Dark rooms were swapped with impressive auditoriums with theater style lighting.  Instead of traveling for miles on foot to worship, we had arrived in hundreds of thousands of dollars’ worth of cars.  Instead of rags and bare feet we came dressed in our finest…instead of sitting on a dirt floor, we sat in cushioned seats. Instead of sweating, we had a state-of-the-art HVAC system.

Remember the story in Mark 10 about the rich, young ruler?  He was this young man on top of the world, wealthy, and influential…He was a prime prospect, but even more, he was READY to follow Jesus. Supposedly.

He comes running up to Jesus, kneels down at His feet and says:

Good Teacher, what must I do to inherit eternal life?” (Mark 10:17, ESV)

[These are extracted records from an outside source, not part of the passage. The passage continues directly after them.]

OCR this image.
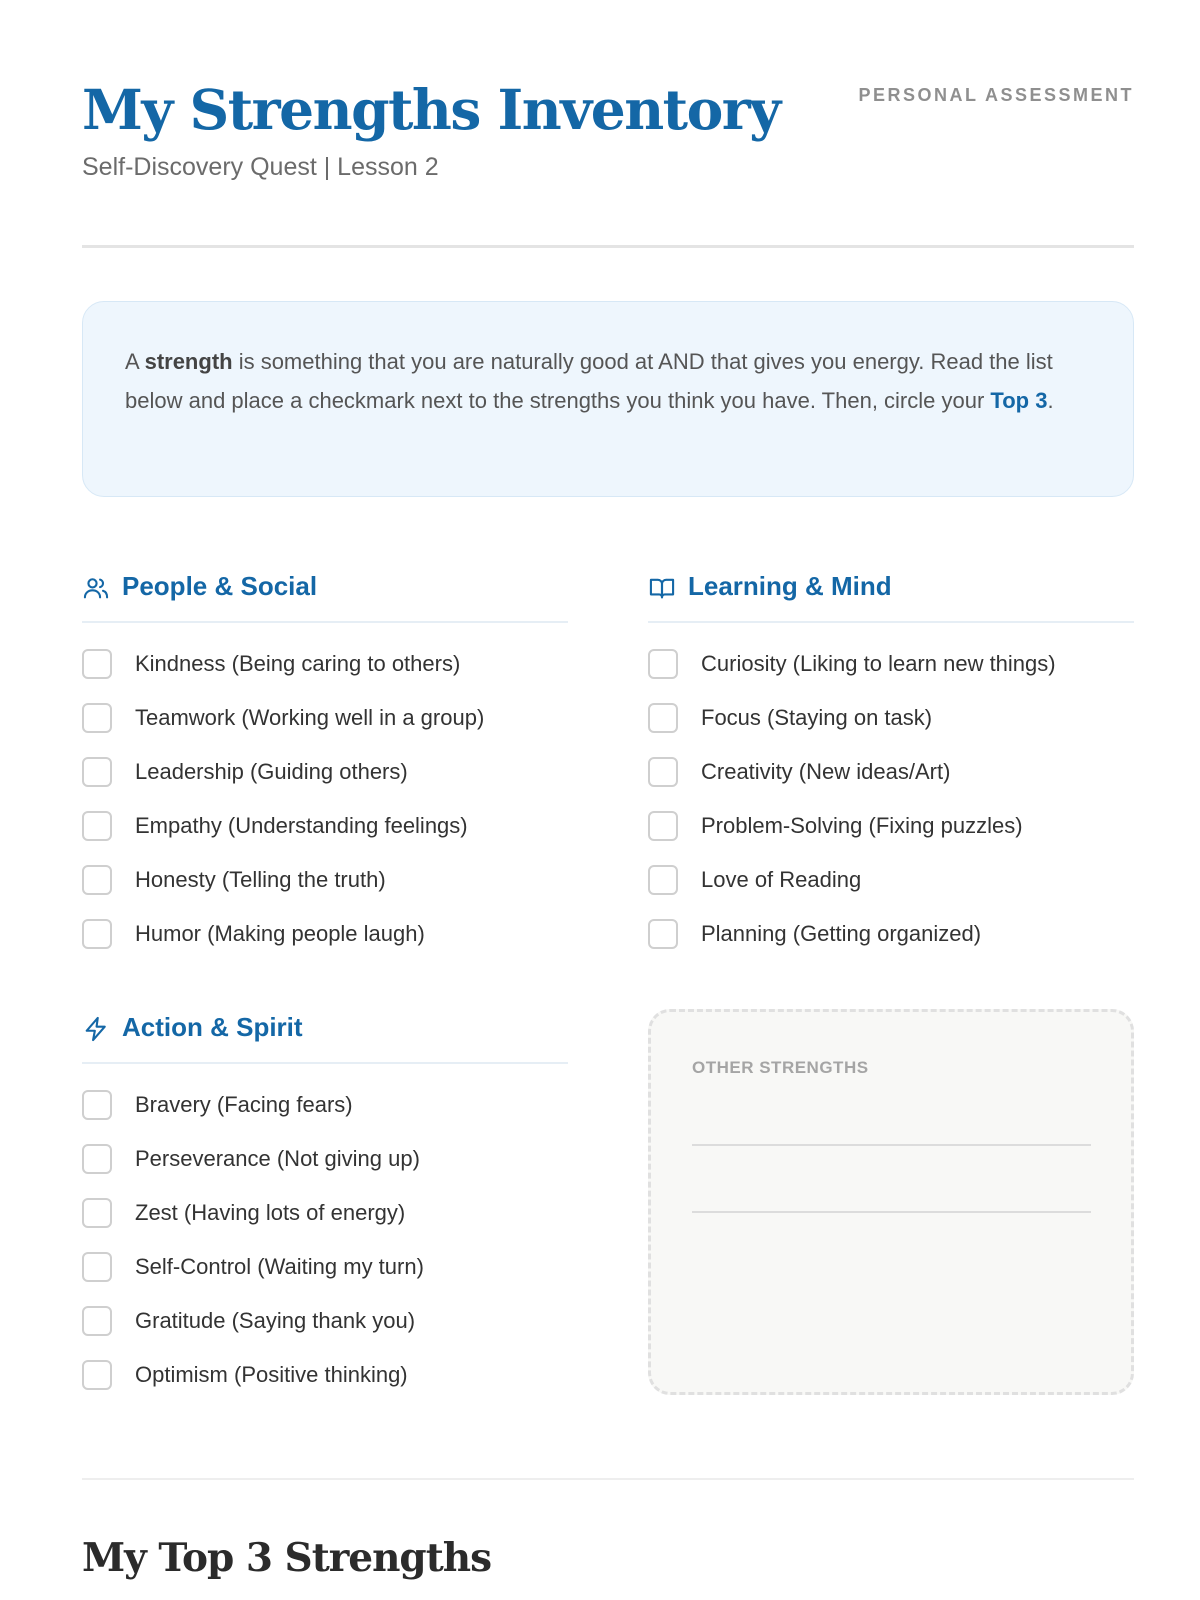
My Strengths Inventory
Self-Discovery Quest | Lesson 2
PERSONAL ASSESSMENT
A strength is something that you are naturally good at AND that gives you energy. Read the list below and place a checkmark next to the strengths you think you have. Then, circle your Top 3.
People & Social
Kindness (Being caring to others)
Teamwork (Working well in a group)
Leadership (Guiding others)
Empathy (Understanding feelings)
Honesty (Telling the truth)
Humor (Making people laugh)
Learning & Mind
Curiosity (Liking to learn new things)
Focus (Staying on task)
Creativity (New ideas/Art)
Problem-Solving (Fixing puzzles)
Love of Reading
Planning (Getting organized)
Action & Spirit
Bravery (Facing fears)
Perseverance (Not giving up)
Zest (Having lots of energy)
Self-Control (Waiting my turn)
Gratitude (Saying thank you)
Optimism (Positive thinking)
OTHER STRENGTHS
My Top 3 Strengths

If I was in Jesus’ sandals, I’d probably think this is our chance!  “Read this, believe this, come forward, bada-bing, bada-boom” and it’s a slam-dunk, right? This guy’s going to be a great giver!

Instead, Jesus says something radically different:

“You lack one thing; go, sell all that you have and give to the poor, and you will have treasure in heaven; and come, follow me.” Disheartened by the saying, he went away sorrowful, for he had great possessions. (Mark 10:21-22, ESV)

Over the years, I’ve played along, but I cannot do that anymore because I realized that this is where we come nose to nose with a treacherous truth:

We do have to give up everything we have to follow Jesus.  We do have to love him in a way that makes our closest relationships of this world look like hate.  And it is entirely possible that he will tell us to sell everything we have and give it to the poor.

Be we don’t want to believe that.

We’re terrified of what this might  mean for our lives and so we rationalize and justify, look for loopholes and outs, preform interpretational gymnastics and we say, “Jesus wouldn’t really tell us not to bury our father or say goodbye to our family.  Jesus didn’t’ literally mean to sell everything we own and give it to the poor.  What Jesus really meant was…”

Here’s where we need to take a time-out because  now we’re starting to redefine Christianity.  We are giving in to the dangerous temptation to take the Jesus of the Bible and twist him into a version of Jesus that we are more comfortable with…

You know, a nice middle-class, American Jesus.  A Jesus who doesn’t’ mind materialism and who would never really ask me to give away everything I own.  A Jesus who doesn’t expect us to forsake our closest relationships so that he receives all of our best affections.  A Jesus who is fine with nominal devotion and Sunday mornings only.  A Jesus who doesn’t infringe on our legal constitutional right, or our comforts, because, after all, he loves us just the way we are. A Jesus who doesn’t mind my little pet sins and sexual pastimes.

A Jesus who wants us to be balanced, who wants us to avoid dangerous radicalism, and who, for that matter, wants us to be safe and happy.  A Jesus who brings us comfort and prosperity as we live out our Christianized version of the American Dream.

But do we realize what’s happening at this point?

We are molding Jesus into our image, and into our likeness…and He is beginning to look an awful lot like us, b/c after all that is whom we are most comfortable with.

And the really scary and dangerous thing is that now when we gather in our church assemblies to sing and lift up our hands in worship, we may not actually be worshiping the Jesus of the Bible.

Instead, we may find ourselves worshiping the creature rather than the Creator.  Instead, we may be worshiping ourselves.

So, starting on June 21st, I will begin teaching about these very hard things because time is short and we have a great work to do.  God has given us His commission and His Spirit to accomplish this, we need only abandon ourselves, and pick up our crosses.